Government officials at the meeting recognized delays in adopting the legislation but said the government was committed to fighting corruption even in the law’s ab­sence, and that the draft law could be voted on during the current session of the National Assembly—a prospect officials have held out in the past.

Phov Samphy, director-general for research and judicial development at the Justice Ministry, told the donor meeting that enacting the anticorruption law depended on first adopting the draft penal code, which had to be harmonized with other recently passed laws. The penal code was completed by the Council of Ministers in De­cember, he said.

“Now that the penal code is finalized, we hope our wait will be short,” he said of the anticorruption law.

Sar Sambath, permanent member of the Council of Ministers anticorruption unit, said there had been a public campaign against graft that included seminars, workshops and student debates, some of which have been televised.

“Significant actions were taken against more than 100 out of 225 judges, prosecutors and clerks,” he said, adding that in 2007, Cambodia signed the UN Convention against Corruption and an anticorruption agreement with eight other Asean nations.

Mussomeli acknowledged some signs of progress but said the bigger picture was increasingly glum.

“It’s as if the house of Cambodia were on fire and instead of calling the firemen, instead of getting the water hoses, the government is simply pouring a glass or two of water on the flames,” he said.

Ernest Loignon, charge d’affaires at the Canadian Embassy, said the government appeared to grant controversial economic land concessions in violation of the 2001 Land Law and had failed to issue a single collective title to an indigenous group.

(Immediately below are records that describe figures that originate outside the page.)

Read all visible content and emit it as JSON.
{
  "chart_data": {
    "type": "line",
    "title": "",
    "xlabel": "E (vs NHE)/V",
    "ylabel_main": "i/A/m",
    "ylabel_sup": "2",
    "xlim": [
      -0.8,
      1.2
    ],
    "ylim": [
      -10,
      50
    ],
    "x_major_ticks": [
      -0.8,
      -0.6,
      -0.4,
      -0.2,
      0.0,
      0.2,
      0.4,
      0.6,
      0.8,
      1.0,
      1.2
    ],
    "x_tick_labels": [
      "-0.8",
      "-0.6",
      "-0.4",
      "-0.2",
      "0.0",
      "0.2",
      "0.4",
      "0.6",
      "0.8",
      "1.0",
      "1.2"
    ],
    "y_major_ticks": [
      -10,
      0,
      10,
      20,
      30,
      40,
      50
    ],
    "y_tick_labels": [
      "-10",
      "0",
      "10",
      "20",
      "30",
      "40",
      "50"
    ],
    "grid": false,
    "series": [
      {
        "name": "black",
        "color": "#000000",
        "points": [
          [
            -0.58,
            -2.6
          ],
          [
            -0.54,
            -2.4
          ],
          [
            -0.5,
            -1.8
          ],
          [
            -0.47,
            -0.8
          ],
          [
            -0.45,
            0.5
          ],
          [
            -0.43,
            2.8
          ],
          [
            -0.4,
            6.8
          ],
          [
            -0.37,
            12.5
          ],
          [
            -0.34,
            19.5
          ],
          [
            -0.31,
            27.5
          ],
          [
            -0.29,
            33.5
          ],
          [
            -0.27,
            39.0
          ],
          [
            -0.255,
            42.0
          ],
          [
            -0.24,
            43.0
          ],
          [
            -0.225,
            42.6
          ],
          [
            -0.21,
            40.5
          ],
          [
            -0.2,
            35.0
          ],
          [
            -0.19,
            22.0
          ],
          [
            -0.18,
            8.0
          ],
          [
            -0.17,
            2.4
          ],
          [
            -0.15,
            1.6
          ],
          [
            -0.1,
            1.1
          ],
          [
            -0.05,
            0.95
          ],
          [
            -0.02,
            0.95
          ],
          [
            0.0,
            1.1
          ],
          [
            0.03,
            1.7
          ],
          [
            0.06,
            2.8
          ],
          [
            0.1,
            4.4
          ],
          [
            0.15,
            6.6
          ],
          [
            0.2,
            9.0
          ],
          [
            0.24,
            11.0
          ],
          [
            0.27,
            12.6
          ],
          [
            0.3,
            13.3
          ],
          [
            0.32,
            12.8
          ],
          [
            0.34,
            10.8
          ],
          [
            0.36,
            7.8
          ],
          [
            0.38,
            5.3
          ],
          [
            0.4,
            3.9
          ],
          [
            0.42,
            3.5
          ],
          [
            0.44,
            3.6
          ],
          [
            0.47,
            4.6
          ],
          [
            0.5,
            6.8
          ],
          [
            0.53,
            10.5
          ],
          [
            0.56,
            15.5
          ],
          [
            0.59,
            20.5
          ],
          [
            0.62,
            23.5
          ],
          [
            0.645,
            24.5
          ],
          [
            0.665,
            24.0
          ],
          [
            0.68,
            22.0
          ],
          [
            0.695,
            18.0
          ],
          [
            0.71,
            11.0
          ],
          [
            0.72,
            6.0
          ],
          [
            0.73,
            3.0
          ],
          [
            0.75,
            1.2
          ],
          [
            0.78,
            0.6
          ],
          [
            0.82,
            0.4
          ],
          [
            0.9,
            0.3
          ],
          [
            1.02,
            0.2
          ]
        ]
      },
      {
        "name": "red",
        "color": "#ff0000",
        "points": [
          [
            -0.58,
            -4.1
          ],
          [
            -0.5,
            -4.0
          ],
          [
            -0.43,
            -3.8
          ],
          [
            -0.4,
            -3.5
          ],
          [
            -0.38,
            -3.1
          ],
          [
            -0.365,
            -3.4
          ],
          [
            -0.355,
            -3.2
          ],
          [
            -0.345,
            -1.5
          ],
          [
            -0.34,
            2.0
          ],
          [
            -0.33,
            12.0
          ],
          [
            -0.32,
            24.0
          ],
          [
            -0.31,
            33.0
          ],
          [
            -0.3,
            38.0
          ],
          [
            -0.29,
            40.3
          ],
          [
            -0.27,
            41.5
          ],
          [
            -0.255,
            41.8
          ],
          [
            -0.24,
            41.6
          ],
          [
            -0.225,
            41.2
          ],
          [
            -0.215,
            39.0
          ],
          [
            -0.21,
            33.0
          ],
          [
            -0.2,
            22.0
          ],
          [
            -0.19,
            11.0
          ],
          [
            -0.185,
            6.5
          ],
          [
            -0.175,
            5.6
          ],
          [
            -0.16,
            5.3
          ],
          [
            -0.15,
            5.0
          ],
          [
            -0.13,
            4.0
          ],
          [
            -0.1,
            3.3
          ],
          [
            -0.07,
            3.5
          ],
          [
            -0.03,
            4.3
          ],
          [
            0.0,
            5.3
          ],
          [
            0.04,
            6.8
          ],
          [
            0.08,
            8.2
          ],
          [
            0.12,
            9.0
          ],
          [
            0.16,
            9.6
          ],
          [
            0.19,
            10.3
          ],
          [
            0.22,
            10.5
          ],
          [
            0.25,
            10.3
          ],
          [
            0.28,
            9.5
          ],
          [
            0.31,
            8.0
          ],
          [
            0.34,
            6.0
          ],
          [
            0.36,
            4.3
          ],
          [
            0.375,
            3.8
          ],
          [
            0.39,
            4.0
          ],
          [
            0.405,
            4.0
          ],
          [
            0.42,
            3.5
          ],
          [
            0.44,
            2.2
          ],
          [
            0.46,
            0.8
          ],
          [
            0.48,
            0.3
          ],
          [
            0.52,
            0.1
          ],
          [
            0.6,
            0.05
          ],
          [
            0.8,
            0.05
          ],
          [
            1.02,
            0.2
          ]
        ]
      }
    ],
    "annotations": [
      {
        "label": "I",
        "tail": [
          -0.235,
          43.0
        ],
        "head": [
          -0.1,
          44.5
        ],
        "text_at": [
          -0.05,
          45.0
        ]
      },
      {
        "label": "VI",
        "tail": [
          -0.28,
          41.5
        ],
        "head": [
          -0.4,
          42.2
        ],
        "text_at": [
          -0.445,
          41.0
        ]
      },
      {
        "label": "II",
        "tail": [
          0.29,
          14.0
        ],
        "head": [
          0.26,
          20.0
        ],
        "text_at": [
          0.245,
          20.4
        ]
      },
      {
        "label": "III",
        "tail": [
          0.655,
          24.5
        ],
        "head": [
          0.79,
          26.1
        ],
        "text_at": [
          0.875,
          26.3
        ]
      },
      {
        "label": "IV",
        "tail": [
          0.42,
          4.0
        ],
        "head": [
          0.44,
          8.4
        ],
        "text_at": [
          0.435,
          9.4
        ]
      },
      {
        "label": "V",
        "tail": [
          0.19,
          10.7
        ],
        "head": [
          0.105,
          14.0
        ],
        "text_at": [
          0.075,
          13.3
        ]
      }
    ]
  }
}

“In areas most affected by rapid urban expansion, forced evictions and involuntary resettlements have created greater insecurity of land tenure,” Loignon said.

“Such incidents appear to have been permitted in contravention of the Land Law,” he said.

Agriculture Ministry Secretary of State Chan Tong Yves said the government valued small-scale farming and had not granted land concessions indiscriminately.

“We have been abiding by the law on economic concessions. We cannot just grant economic concessions to anyone,” he said.

Ministry of Land Management Secretary of State Chhann Saphan said that persons evicted from land in Phnom Penh had been occupying it illegally and that draft policies on registering communal land were under review.

Chhann Saphan’s wife Keat Kolney, the sister of Finance Min­ister Keat Chhon, who chaired Tuesday’s meeting, is herself en­gaged in a protracted legal battle with ethnic minority villagers in Ratanakkiri province’s O’Yadaw district over 450 hectares of land.

Deputy Phnom Penh Municipal Governor Mann Chhoeun presented a slideshow to donors on the re­location of residents from Bassac commune to sites in Dangkao district.

“The allegation that people were moved to jobless areas, this has been repudiated,” he said. “The people who were truly poor, the squatters, were happy to move to another place,” he added.

SRP President Sam Rainsy, who was not present at Tuesday’s meeting, said with national elections looming in July, donors should be cautious about offering the government too much encouragement.

“Donors should not give their ap­proval, their endorsement to the Cambodian government too easily, especially in this election process,” he said.

“If they could use their influence in that way, then I think the Cam­bodian people could have an alternative.”

Donors have frequently vented frustrations with the pro­gress made by the government, but there has been little evidence in the past that those grievances have af­fected the flow of development assistance.